Working in the health care industry puts you in one of the most dangerous industries in which to work anywhere in the nation. Generally, it doesn't matter whether you work as a doctor or in food service; you have at least some risk of exposure to infectious diseases. The type of facility you work in may reduce your risk of exposure, but not entirely.

How you are at risk may differ, depending on your job. The less contact you have with patients, the less your risk when it comes to two of the three primary methods of exposure.

Ways infectious diseases can affect you

Transmission of infectious diseases often occurs in three ways:

  • Airborne: An infectious disease becomes airborne when tiny droplets remain in the air. Once in the air, they can travel, making face-to-face contact unnecessary. Fortunately, not all diseases survive long enough to remain infectious.
  • Droplet: When a person talks, coughs or sneezes, droplets expel that may contain an infectious disease. Droplets also form during certain medical procedures. Transmission occurs when the droplets come into contact with the mucosal surfaces of your eyes, mouth or nose.
  • Contact: Transmission through contact can be either direct or indirect. Indirect contact occurs when touching something that the infected person touched. Direct contact is skin to skin. 
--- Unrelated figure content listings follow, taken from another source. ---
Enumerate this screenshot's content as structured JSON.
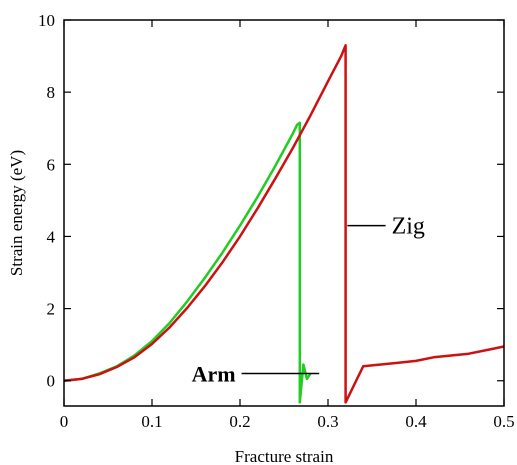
{
  "chart_data": {
    "type": "line",
    "title": "",
    "xlabel": "Fracture strain",
    "ylabel": "Strain energy (eV)",
    "xlim": [
      0,
      0.5
    ],
    "ylim": [
      -0.7,
      10
    ],
    "x_ticks": [
      "0",
      "0.1",
      "0.2",
      "0.3",
      "0.4",
      "0.5"
    ],
    "y_ticks": [
      "0",
      "2",
      "4",
      "6",
      "8",
      "10"
    ],
    "x_tick_values": [
      0,
      0.1,
      0.2,
      0.3,
      0.4,
      0.5
    ],
    "y_tick_values": [
      0,
      2,
      4,
      6,
      8,
      10
    ],
    "grid": false,
    "legend": "none",
    "series": [
      {
        "name": "Arm",
        "color": "#22cc22",
        "x": [
          0,
          0.02,
          0.04,
          0.06,
          0.08,
          0.1,
          0.12,
          0.14,
          0.16,
          0.18,
          0.2,
          0.22,
          0.24,
          0.26,
          0.265,
          0.268,
          0.268,
          0.272,
          0.276,
          0.28
        ],
        "y": [
          0,
          0.05,
          0.2,
          0.4,
          0.7,
          1.1,
          1.6,
          2.2,
          2.85,
          3.55,
          4.3,
          5.1,
          5.95,
          6.85,
          7.1,
          7.15,
          -0.6,
          0.45,
          0.05,
          0.2
        ]
      },
      {
        "name": "Zig",
        "color": "#cc1111",
        "x": [
          0,
          0.02,
          0.04,
          0.06,
          0.08,
          0.1,
          0.12,
          0.14,
          0.16,
          0.18,
          0.2,
          0.22,
          0.24,
          0.26,
          0.28,
          0.3,
          0.315,
          0.32,
          0.32,
          0.34,
          0.36,
          0.38,
          0.4,
          0.42,
          0.44,
          0.46,
          0.48,
          0.5
        ],
        "y": [
          0,
          0.05,
          0.18,
          0.38,
          0.65,
          1.02,
          1.48,
          2.02,
          2.62,
          3.28,
          4.0,
          4.78,
          5.6,
          6.45,
          7.35,
          8.3,
          9.0,
          9.3,
          -0.6,
          0.4,
          0.45,
          0.5,
          0.55,
          0.65,
          0.7,
          0.75,
          0.85,
          0.95
        ]
      }
    ],
    "annotations": [
      {
        "text": "Arm",
        "x": 0.17,
        "y": 0.2,
        "pointer_to": [
          0.29,
          0.2
        ],
        "bold": true
      },
      {
        "text": "Zig",
        "x": 0.37,
        "y": 4.3,
        "pointer_to": [
          0.322,
          4.3
        ],
        "bold": false
      }
    ]
  }
}
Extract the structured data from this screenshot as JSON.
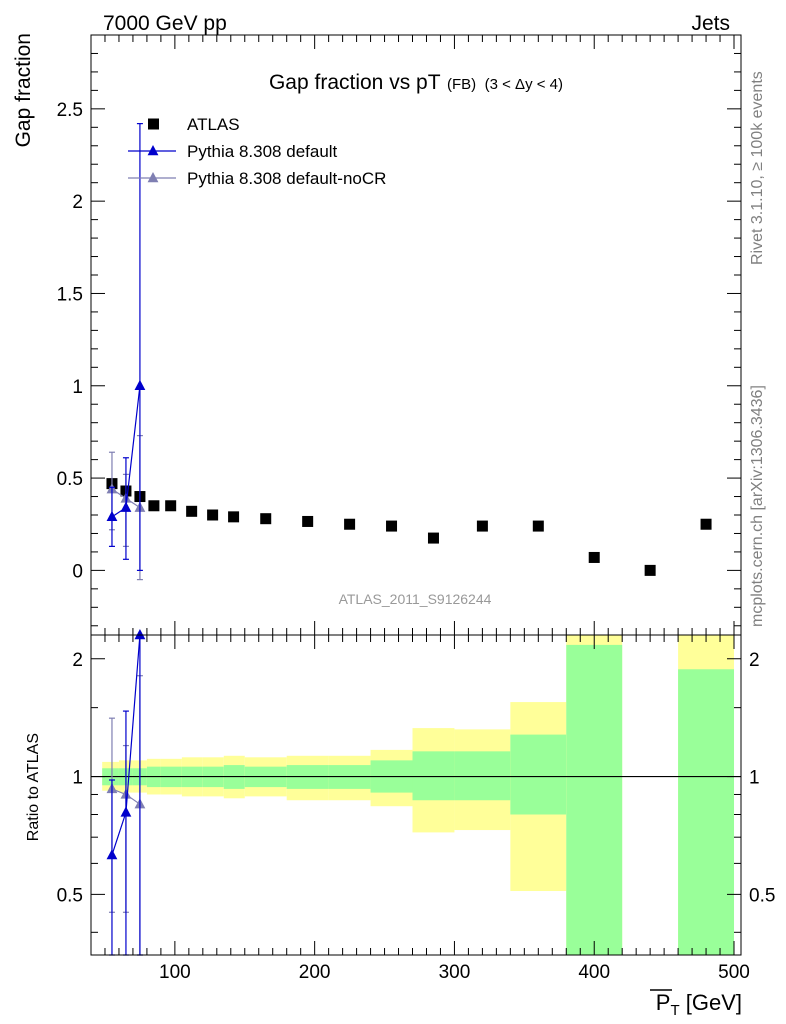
{
  "header": {
    "left": "7000 GeV pp",
    "right": "Jets"
  },
  "plot_title": {
    "main": "Gap fraction vs pT",
    "sub": "(FB)",
    "range": "(3 < Δy < 4)"
  },
  "side_labels": {
    "rivet": "Rivet 3.1.10, ≥ 100k events",
    "mcplots": "mcplots.cern.ch [arXiv:1306.3436]"
  },
  "watermark": "ATLAS_2011_S9126244",
  "colors": {
    "data": "#000000",
    "default": "#0000cc",
    "nocr": "#7f7fb2",
    "band_inner": "#99ff99",
    "band_outer": "#ffff99"
  },
  "chart_data": [
    {
      "type": "scatter",
      "panel": "main",
      "ylabel": "Gap fraction",
      "ylim": [
        -0.35,
        2.9
      ],
      "yticks": [
        0,
        0.5,
        1,
        1.5,
        2,
        2.5
      ],
      "ytick_labels": [
        "0",
        "0.5",
        "1",
        "1.5",
        "2",
        "2.5"
      ],
      "legend_position": "top-left",
      "series": [
        {
          "name": "ATLAS",
          "marker": "square",
          "x": [
            55,
            65,
            75,
            85,
            97,
            112,
            127,
            142,
            165,
            195,
            225,
            255,
            285,
            320,
            360,
            400,
            440,
            480
          ],
          "y": [
            0.47,
            0.43,
            0.4,
            0.35,
            0.35,
            0.32,
            0.3,
            0.29,
            0.28,
            0.265,
            0.25,
            0.24,
            0.175,
            0.24,
            0.24,
            0.07,
            0.0,
            0.25
          ]
        },
        {
          "name": "Pythia 8.308 default",
          "marker": "triangle",
          "x": [
            55,
            65,
            75
          ],
          "y": [
            0.29,
            0.34,
            1.0
          ],
          "yerr_low": [
            0.16,
            0.28,
            1.0
          ],
          "yerr_high": [
            0.16,
            0.27,
            1.42
          ]
        },
        {
          "name": "Pythia 8.308 default-noCR",
          "marker": "triangle",
          "x": [
            55,
            65,
            75
          ],
          "y": [
            0.44,
            0.39,
            0.34
          ],
          "yerr_low": [
            0.22,
            0.26,
            0.39
          ],
          "yerr_high": [
            0.2,
            0.13,
            0.39
          ]
        }
      ]
    },
    {
      "type": "bar",
      "panel": "ratio",
      "ylabel": "Ratio to ATLAS",
      "xlabel": "P_T [GeV]",
      "xlim": [
        40,
        505
      ],
      "ylim": [
        0.35,
        2.3
      ],
      "xticks": [
        100,
        200,
        300,
        400,
        500
      ],
      "xtick_labels": [
        "100",
        "200",
        "300",
        "400",
        "500"
      ],
      "yticks": [
        0.5,
        1,
        2
      ],
      "ytick_labels": [
        "0.5",
        "1",
        "2"
      ],
      "reference": 1.0,
      "bins": [
        {
          "lo": 48,
          "hi": 60,
          "inner": [
            0.95,
            1.05
          ],
          "outer": [
            0.92,
            1.09
          ]
        },
        {
          "lo": 60,
          "hi": 70,
          "inner": [
            0.95,
            1.05
          ],
          "outer": [
            0.91,
            1.1
          ]
        },
        {
          "lo": 70,
          "hi": 80,
          "inner": [
            0.95,
            1.05
          ],
          "outer": [
            0.91,
            1.1
          ]
        },
        {
          "lo": 80,
          "hi": 90,
          "inner": [
            0.94,
            1.06
          ],
          "outer": [
            0.9,
            1.11
          ]
        },
        {
          "lo": 90,
          "hi": 105,
          "inner": [
            0.94,
            1.06
          ],
          "outer": [
            0.9,
            1.11
          ]
        },
        {
          "lo": 105,
          "hi": 120,
          "inner": [
            0.94,
            1.06
          ],
          "outer": [
            0.89,
            1.12
          ]
        },
        {
          "lo": 120,
          "hi": 135,
          "inner": [
            0.94,
            1.06
          ],
          "outer": [
            0.89,
            1.12
          ]
        },
        {
          "lo": 135,
          "hi": 150,
          "inner": [
            0.93,
            1.07
          ],
          "outer": [
            0.88,
            1.13
          ]
        },
        {
          "lo": 150,
          "hi": 180,
          "inner": [
            0.94,
            1.06
          ],
          "outer": [
            0.89,
            1.12
          ]
        },
        {
          "lo": 180,
          "hi": 210,
          "inner": [
            0.93,
            1.07
          ],
          "outer": [
            0.87,
            1.13
          ]
        },
        {
          "lo": 210,
          "hi": 240,
          "inner": [
            0.93,
            1.07
          ],
          "outer": [
            0.87,
            1.13
          ]
        },
        {
          "lo": 240,
          "hi": 270,
          "inner": [
            0.91,
            1.1
          ],
          "outer": [
            0.84,
            1.17
          ]
        },
        {
          "lo": 270,
          "hi": 300,
          "inner": [
            0.87,
            1.16
          ],
          "outer": [
            0.72,
            1.33
          ]
        },
        {
          "lo": 300,
          "hi": 340,
          "inner": [
            0.87,
            1.16
          ],
          "outer": [
            0.73,
            1.32
          ]
        },
        {
          "lo": 340,
          "hi": 380,
          "inner": [
            0.8,
            1.28
          ],
          "outer": [
            0.51,
            1.55
          ]
        },
        {
          "lo": 380,
          "hi": 420,
          "inner": [
            0.35,
            2.17
          ],
          "outer": [
            0.35,
            2.3
          ]
        },
        {
          "lo": 460,
          "hi": 500,
          "inner": [
            0.35,
            1.88
          ],
          "outer": [
            0.35,
            2.3
          ]
        }
      ],
      "series": [
        {
          "name": "Pythia 8.308 default",
          "x": [
            55,
            65,
            75
          ],
          "y": [
            0.63,
            0.81,
            2.3
          ],
          "yerr_low": [
            0.28,
            0.46,
            1.95
          ],
          "yerr_high": [
            0.35,
            0.66,
            0.0
          ]
        },
        {
          "name": "Pythia 8.308 default-noCR",
          "x": [
            55,
            65,
            75
          ],
          "y": [
            0.93,
            0.9,
            0.85
          ],
          "yerr_low": [
            0.48,
            0.45,
            0.5
          ],
          "yerr_high": [
            0.48,
            0.3,
            0.96
          ]
        }
      ]
    }
  ]
}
The Occupational Safety and Health Administration and the Centers for Disease Control and Prevention both publish guidelines for limiting your risk of exposure. However, even if the facility in which you work takes the necessary precautions, you could still end up contracting an infectious disease.

Receiving workers' compensation benefits

If you do end up with an illness after exposure to an infectious disease, you may be eligible for workers' compensation benefits. You may receive benefits to cover your medical and medical-related expenses, along with a portion of your income while you are recovering. Depending on the circumstances, you may be eligible for other benefits as well.
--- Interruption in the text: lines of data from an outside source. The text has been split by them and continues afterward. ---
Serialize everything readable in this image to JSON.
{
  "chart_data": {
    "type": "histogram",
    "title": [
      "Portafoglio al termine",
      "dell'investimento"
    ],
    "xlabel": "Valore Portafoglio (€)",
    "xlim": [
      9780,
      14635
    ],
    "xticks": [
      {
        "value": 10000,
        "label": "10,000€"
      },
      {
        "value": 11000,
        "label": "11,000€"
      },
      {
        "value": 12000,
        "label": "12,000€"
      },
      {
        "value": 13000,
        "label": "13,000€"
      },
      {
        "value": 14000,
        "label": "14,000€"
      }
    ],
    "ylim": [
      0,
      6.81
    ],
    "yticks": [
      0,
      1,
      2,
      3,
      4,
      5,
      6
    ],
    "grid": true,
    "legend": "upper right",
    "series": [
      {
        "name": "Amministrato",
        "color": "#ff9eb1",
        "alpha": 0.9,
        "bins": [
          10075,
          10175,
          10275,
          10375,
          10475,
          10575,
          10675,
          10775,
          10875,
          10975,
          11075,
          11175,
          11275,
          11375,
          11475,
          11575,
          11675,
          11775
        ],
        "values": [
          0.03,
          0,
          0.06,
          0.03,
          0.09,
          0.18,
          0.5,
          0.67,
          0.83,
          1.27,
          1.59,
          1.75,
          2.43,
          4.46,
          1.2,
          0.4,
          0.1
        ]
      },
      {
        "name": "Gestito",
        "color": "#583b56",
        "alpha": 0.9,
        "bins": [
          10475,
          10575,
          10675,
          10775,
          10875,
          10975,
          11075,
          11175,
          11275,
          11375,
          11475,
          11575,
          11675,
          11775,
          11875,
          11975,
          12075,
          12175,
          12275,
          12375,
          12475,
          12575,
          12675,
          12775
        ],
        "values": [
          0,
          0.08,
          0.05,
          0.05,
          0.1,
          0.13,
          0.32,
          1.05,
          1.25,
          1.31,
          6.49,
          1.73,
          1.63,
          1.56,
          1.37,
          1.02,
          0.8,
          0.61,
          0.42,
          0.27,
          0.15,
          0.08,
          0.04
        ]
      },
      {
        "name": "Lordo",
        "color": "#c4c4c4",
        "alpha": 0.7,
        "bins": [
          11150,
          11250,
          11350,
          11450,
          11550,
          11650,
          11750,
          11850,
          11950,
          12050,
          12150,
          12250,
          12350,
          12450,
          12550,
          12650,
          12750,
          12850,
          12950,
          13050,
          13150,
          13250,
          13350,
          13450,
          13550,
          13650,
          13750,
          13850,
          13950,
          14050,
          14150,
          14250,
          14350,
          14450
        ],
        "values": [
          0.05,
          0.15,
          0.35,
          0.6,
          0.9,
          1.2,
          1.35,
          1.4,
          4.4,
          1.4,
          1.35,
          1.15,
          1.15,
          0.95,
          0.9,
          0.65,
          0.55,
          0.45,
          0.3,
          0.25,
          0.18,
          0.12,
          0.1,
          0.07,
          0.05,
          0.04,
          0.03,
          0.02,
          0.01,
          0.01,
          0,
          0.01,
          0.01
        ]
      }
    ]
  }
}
Dealing with the application process, and a possible denial, would more than likely cause you stress that you don't need during this time. You may benefit from finding out more about your rights and obtaining some assistance as you navigate the workers' compensation system. Numerous people in your situation have relied on local Pennsylvania legal resources to help them receive the benefits they deserve, and you may find it beneficial to do the same.